The German-born economist long lamented that the U.S. did not establish a system of universal insurance like his native country and other advanced nations did. He took a mordant view of his adopted country's lack of what he called "social solidarity." He sometimes wondered out loud why U.S. policymakers hate poor people.
Reinhardt told Modern Healthcare last year that if Vermont Sen. Bernie Sanders were elected president and presented his Medicare-for-all plan to Congress, it would be dead on arrival because "politically, you cannot legislate what rationally makes perfect sense."
"He never hesitated to talk about values and his sense of what society ought to be like," said Dr. Don Berwick, president-emeritus of the Institute for Healthcare Improvement and former CMS administrator in the Obama administration. "He always managed to keep a smile going even when he was outraged."
While Reinhardt generally took a politically liberal view on health policy issues, he had no sacred cows, pointing out the responsibilities of all stakeholders for rising healthcare costs. He insisted that policy solutions had to be affordable, and that healthcare spending could not be allowed to crowd out other social investments such as education.
A widely cited Health Affairs article he co-authored with Gerard Anderson and others, titled "It's the prices, stupid: Why the United States is so different from other countries," argued that the reason this country spends so much more per capita on healthcare than other advanced countries is higher prices for healthcare goods and services, including hospitals, physicians and drugs.
"He was one of our most incisive economists," said Chip Kahn, CEO of the Federation of American Hospitals. "But I got into a lot of debates with him about the difference between price and payment. You never agree with someone all the time."
Reinhardt served on the governing council of the Institute of Medicine and on the Physician Payment Review Commission, the precursor of the Medicare Payment Advisory Commission. He was a member of numerous editorial boards, including NEJM, JAMA, Health Affairs, and was a regular contributor to the New York Times Economix blog.

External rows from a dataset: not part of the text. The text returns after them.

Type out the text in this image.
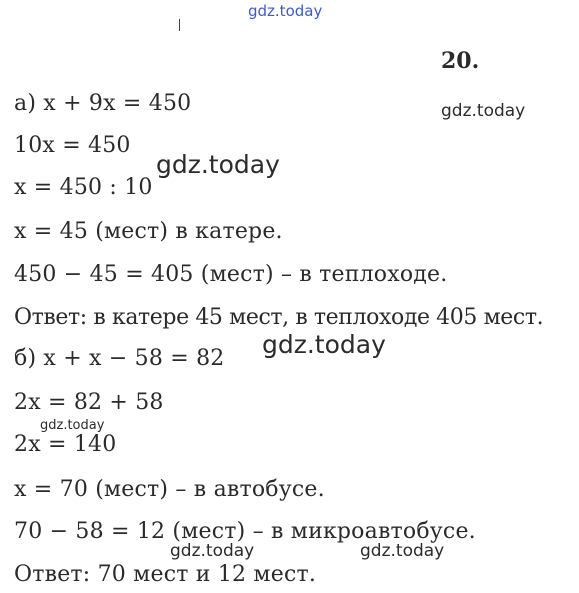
gdz.today
20.
gdz.today
а) x + 9x = 450
10x = 450
gdz.today
x = 450 : 10
x = 45 (мест) в катере.
450 − 45 = 405 (мест) – в теплоходе.
Ответ: в катере 45 мест, в теплоходе 405 мест.
gdz.today
б) x + x − 58 = 82
2x = 82 + 58
gdz.today
2x = 140
x = 70 (мест) – в автобусе.
70 − 58 = 12 (мест) – в микроавтобусе.
gdz.today	gdz.today
Ответ: 70 мест и 12 мест.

Reinhardt grew up in Germany during World War II, experiencing the horrors of war as a child, and he and his family suffered hunger. As a young man he emigrated to Canada, earned his college degree, and later received a Ph.D in economics from Yale University.
In a 2003 op-ed article in the New York Times, Reinhardt described how his childhood experience with war helped forge his humanistic views, which are reflected in his health policy writing and speeches.
As the U.S. was launching its invasion of Iraq, with his son having volunteered as a Marine officer, Reinhardt wrote that "there is nothing neat about maiming and killing people with precision bombs from the air or gunfire on the ground — even when they're wearing enemy uniforms…Let us hope and pray for a minimum loss of human life — period."
His son was seriously wounded in Iraq but recovered.
"One of his sources of outrage was that this country could call on people to serve the way his son did and then turn its back on people who were vulnerable," Berwick said. "He deeply believed in the American project. When it was off track, as it is now, it was a personal matter to him."